Whatever the final outcome of this saga might be, it is already clear that the reputational damage inflicted on the World Bank’s role as “leading provider of objective, unbiased data” will be immense, possibly irreparable, as had been feared by the group of World Bank whistleblowers calling themselves “Professionals for Truth in Aid”.
Unfortunately, it is not only the World Bank that is being less than transparent on Rwanda. For the past several years, the IMF has repeatedly exalted Rwanda’s GDP growth figures, despite failing to explain why growth in final household consumption reported in the National Account Statistics is so much higher than that reported in Household Survey data. In addition, bilateral donors have also been happy to hold up Rwanda as an African success story, despite mounting doubts about the veracity of the data underlying that narrative.
Ultimately, of course, the true victims of this debacle, are the Rwandan poor, whose plight over the past decade has been ignored by the very people who were supposed to help them, and passed off instead as an economic miracle, to satisfy distant imperatives of institutional expediency or political convenience.
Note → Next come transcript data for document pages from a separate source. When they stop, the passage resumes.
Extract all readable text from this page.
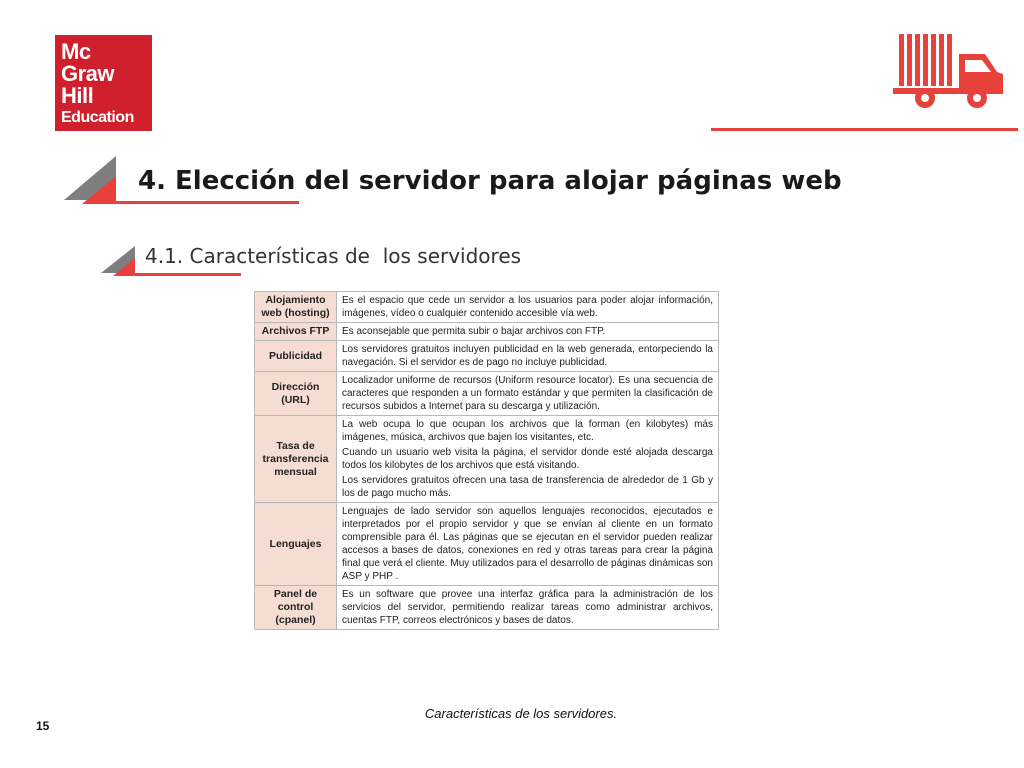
Mc
Graw
Hill
Education
4. Elección del servidor para alojar páginas web
4.1. Características de  los servidores
Alojamiento web (hosting)	Es el espacio que cede un servidor a los usuarios para poder alojar información, imágenes, vídeo o cualquier contenido accesible vía web.

Archivos FTP	Es aconsejable que permita subir o bajar archivos con FTP.

Publicidad	Los servidores gratuitos incluyen publicidad en la web generada, entorpeciendo la navegación. Si el servidor es de pago no incluye publicidad.

Dirección (URL)	Localizador uniforme de recursos (Uniform resource locator). Es una secuencia de caracteres que responden a un formato estándar y que permiten la clasificación de recursos subidos a Internet para su descarga y utilización.

Tasa de transferencia mensual	La web ocupa lo que ocupan los archivos que la forman (en kilobytes) más imágenes, música, archivos que bajen los visitantes, etc.

Cuando un usuario web visita la página, el servidor donde esté alojada descarga todos los kilobytes de los archivos que está visitando.

Los servidores gratuitos ofrecen una tasa de transferencia de alrededor de 1 Gb y los de pago mucho más.

Lenguajes	Lenguajes de lado servidor son aquellos lenguajes reconocidos, ejecutados e interpretados por el propio servidor y que se envían al cliente en un formato comprensible para él. Las páginas que se ejecutan en el servidor pueden realizar accesos a bases de datos, conexiones en red y otras tareas para crear la página final que verá el cliente. Muy utilizados para el desarrollo de páginas dinámicas son ASP y PHP .

Panel de control (cpanel)	Es un software que provee una interfaz gráfica para la administración de los servicios del servidor, permitiendo realizar tareas como administrar archivos, cuentas FTP, correos electrónicos y bases de datos.

Características de los servidores.
15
The authors of this article have asked for anonymity.
Featured Photograph: A community meeting in Rwanda (6 March, 2018).
 For anyone wanting to verify these numbers, the COLI can be derived simply from NISR’s own datasets by looking at the difference between nominal and real consumption reported by NISR: COLI=cons1_ae/sol (where cons1_ae is nominal consumption per adult equivalent, and sol is real consumption in January 2014 prices). The values underlying the graph can be generated with the following command in STATA: table s0q19m id1, c(mean COLI), where id1 is the province variable and s0q19m represents the month of interview, which is contained in the household.dta file.
 The FT presumably chose to focus on this period because it was the only period for which a statistical manipulation could be easily proven, due to the discrepancy between NISR’s (2016, p.42) claimed rate of inflation of 14.0% (16.7 for food, weighted at .659, and 9% for non-food, weighted at .341) and the effective rate of inflation of 4.71% that could be deduced from the COLI (see World Bank, 2018, p.13, footnote 10). For the period 2014-2018, NISR did not indicate any inflation rate at all. This extremely unusual (even unheard of) move, means that it is not possible to show that they have misreported their own inflation rate for this period, since they reported none.